Die Urkunde für die Ehrenpatenschaft des Bundespräsidenten wurde von Falkensees Bürgermeister Heiko Müller an Familie Reinhardt überreicht.
Die Urkunde für die Ehrenpatenschaft des Bundespräsidenten wurde von Falkensees Bürgermeister Heiko Müller an Familie Reinhardt überreicht. © Foto: Stadt Falkensee
Sandra Euent / 15.11.2019, 12:11 Uhr
Falkensee (BRAWO) Die kleine Sophia Emilia Michelle erblickte vor drei Monaten als siebtes Kind der Familie Reinhardt aus Falkensee das Licht der Welt. Nun wurde ihr eine besondere Ehre zuteil. Der Bundespräsidente Frank-Walter Steinmeier übernahm die Ehrenpatenschaft für das kleine Mädchen. Diese wurde von von Falkensees Bürgermeister Heiko Müller (SPD) überreicht.
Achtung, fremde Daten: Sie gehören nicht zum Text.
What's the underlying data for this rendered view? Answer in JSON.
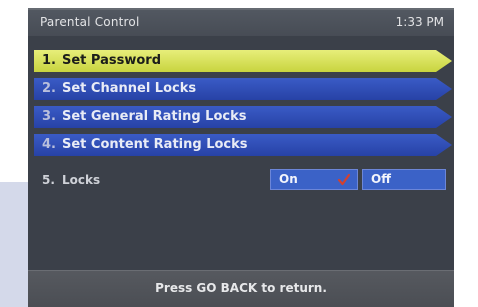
{
  "header": {
    "title": "Parental Control",
    "time": "1:33 PM"
  },
  "menu": {
    "items": [
      {
        "number": "1.",
        "label": "Set Password",
        "selected": true
      },
      {
        "number": "2.",
        "label": "Set Channel Locks",
        "selected": false
      },
      {
        "number": "3.",
        "label": "Set General Rating Locks",
        "selected": false
      },
      {
        "number": "4.",
        "label": "Set Content Rating Locks",
        "selected": false
      }
    ]
  },
  "locks": {
    "number": "5.",
    "label": "Locks",
    "on_label": "On",
    "off_label": "Off",
    "selected": "On"
  },
  "footer": {
    "hint": "Press GO BACK to return."
  },
  "colors": {
    "selected_item": "#d9e35a",
    "menu_item": "#2f4fb8",
    "screen_bg": "#3b4049",
    "check": "#d3412f"
  },
  "icons": {
    "check": "check-icon"
  }
}
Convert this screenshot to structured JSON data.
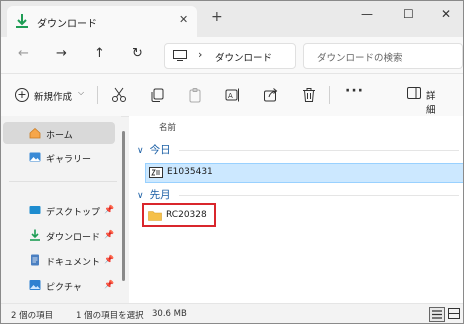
{
  "tab": {
    "title": "ダウンロード",
    "close": "✕",
    "new_tab": "+"
  },
  "window_controls": {
    "minimize": "—",
    "maximize": "☐",
    "close": "✕"
  },
  "nav": {
    "back": "←",
    "forward": "→",
    "up": "↑",
    "refresh": "↻",
    "separator": "›"
  },
  "address": {
    "crumb": "ダウンロード"
  },
  "search": {
    "placeholder": "ダウンロードの検索"
  },
  "command_bar": {
    "new_label": "新規作成",
    "new_dropdown": "⌵",
    "more": "···",
    "details_label": "詳細"
  },
  "sidebar": {
    "items": [
      {
        "label": "ホーム",
        "icon": "home-icon",
        "selected": true
      },
      {
        "label": "ギャラリー",
        "icon": "gallery-icon"
      },
      {
        "label": "デスクトップ",
        "icon": "desktop-icon",
        "pinned": true
      },
      {
        "label": "ダウンロード",
        "icon": "download-icon",
        "pinned": true
      },
      {
        "label": "ドキュメント",
        "icon": "documents-icon",
        "pinned": true
      },
      {
        "label": "ピクチャ",
        "icon": "pictures-icon",
        "pinned": true
      }
    ],
    "pin_glyph": "📌"
  },
  "content": {
    "column_header": "名前",
    "groups": [
      {
        "label": "今日",
        "chevron": "∨",
        "files": [
          {
            "name": "E1035431",
            "icon": "zip-file-icon",
            "selected": true
          }
        ]
      },
      {
        "label": "先月",
        "chevron": "∨",
        "files": [
          {
            "name": "RC20328",
            "icon": "folder-icon",
            "highlighted": true
          }
        ]
      }
    ]
  },
  "status": {
    "item_count": "2 個の項目",
    "selection": "1 個の項目を選択",
    "size": "30.6 MB"
  },
  "colors": {
    "accent": "#1b5fa5",
    "selection_bg": "#cce8ff",
    "highlight_box": "#d9262c",
    "folder": "#f5c04a",
    "download_green": "#1f9d55"
  }
}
Dazu empfing er die Familie mit ihren sieben Kindern im Alter von 3 Monaten bis 18 Jahren im Rathaus. Dort gab es eine Urkunde und ein Patengeschenk.

Für Bürgermeister Heiko Müller war die Überreichung der Ehrenpatenschaft ein erstes Mal: "Diese Aufgabe hatte ich in meiner Amtszeit bislang noch nicht", erklärte er. Der Bundespräsident übernimmt auf Antrag die Ehrenpatenschaft für das siebente Kind einer Familie. Die Patenschaft hat symbolischen Charakter. Sie soll die besondere Verpflichtung des Staates für kinderreiche Familien zum Ausdruck bringen und stellt die besondere Bedeutung heraus, die Familien und Kinder für das Gemeinwesen haben.

Bürgermeister Heiko Müller: "Familie ist in einem Staat wie Deutschland sehr wichtig. Denn Kinder machen unsere Zukunft aus. Familie bedeutet füreinander Verantwortung zu übernehmen, wobei jedem eine Aufgabe zuteilwird. Die besondere Leistung der Eltern, aber auch der Geschwister, die einander helfen und unterstützen, ist zu würdigen."

Familie Reinhardt ist vor fünf Jahren aus dem Süden von Berlin nach Falkensee gezogen. Vater Erol ist Polizeibeamter und Mama Michelle kümmert sich daheim um die Familie. Neun Personen, zwei Erwachsene, fünf Jungs und zwei Mädels, im Haushalt erfordern eine gute Organisation. "Der Tag ist bei uns ziemlich durch getaktet", so Erol Reinhardt. "Denn nach einem langen Schul-, Ausbildungs- und Arbeitstag stehen auch noch die Hobbys auf dem Programm." Diese sind bei Familie Reinhardt sportlich: "Unsere Jungs spielen Fußball in Falkenseer und Berliner Vereinen. Da stehen auch am Wochenende viele Spiele an." In Falkensee fühlt sich die Familie gut aufgehoben. Über das Vereinsleben, die Schulen und Kitas konnten sie viele Kontakte zu anderen Kindern und Eltern knüpfen.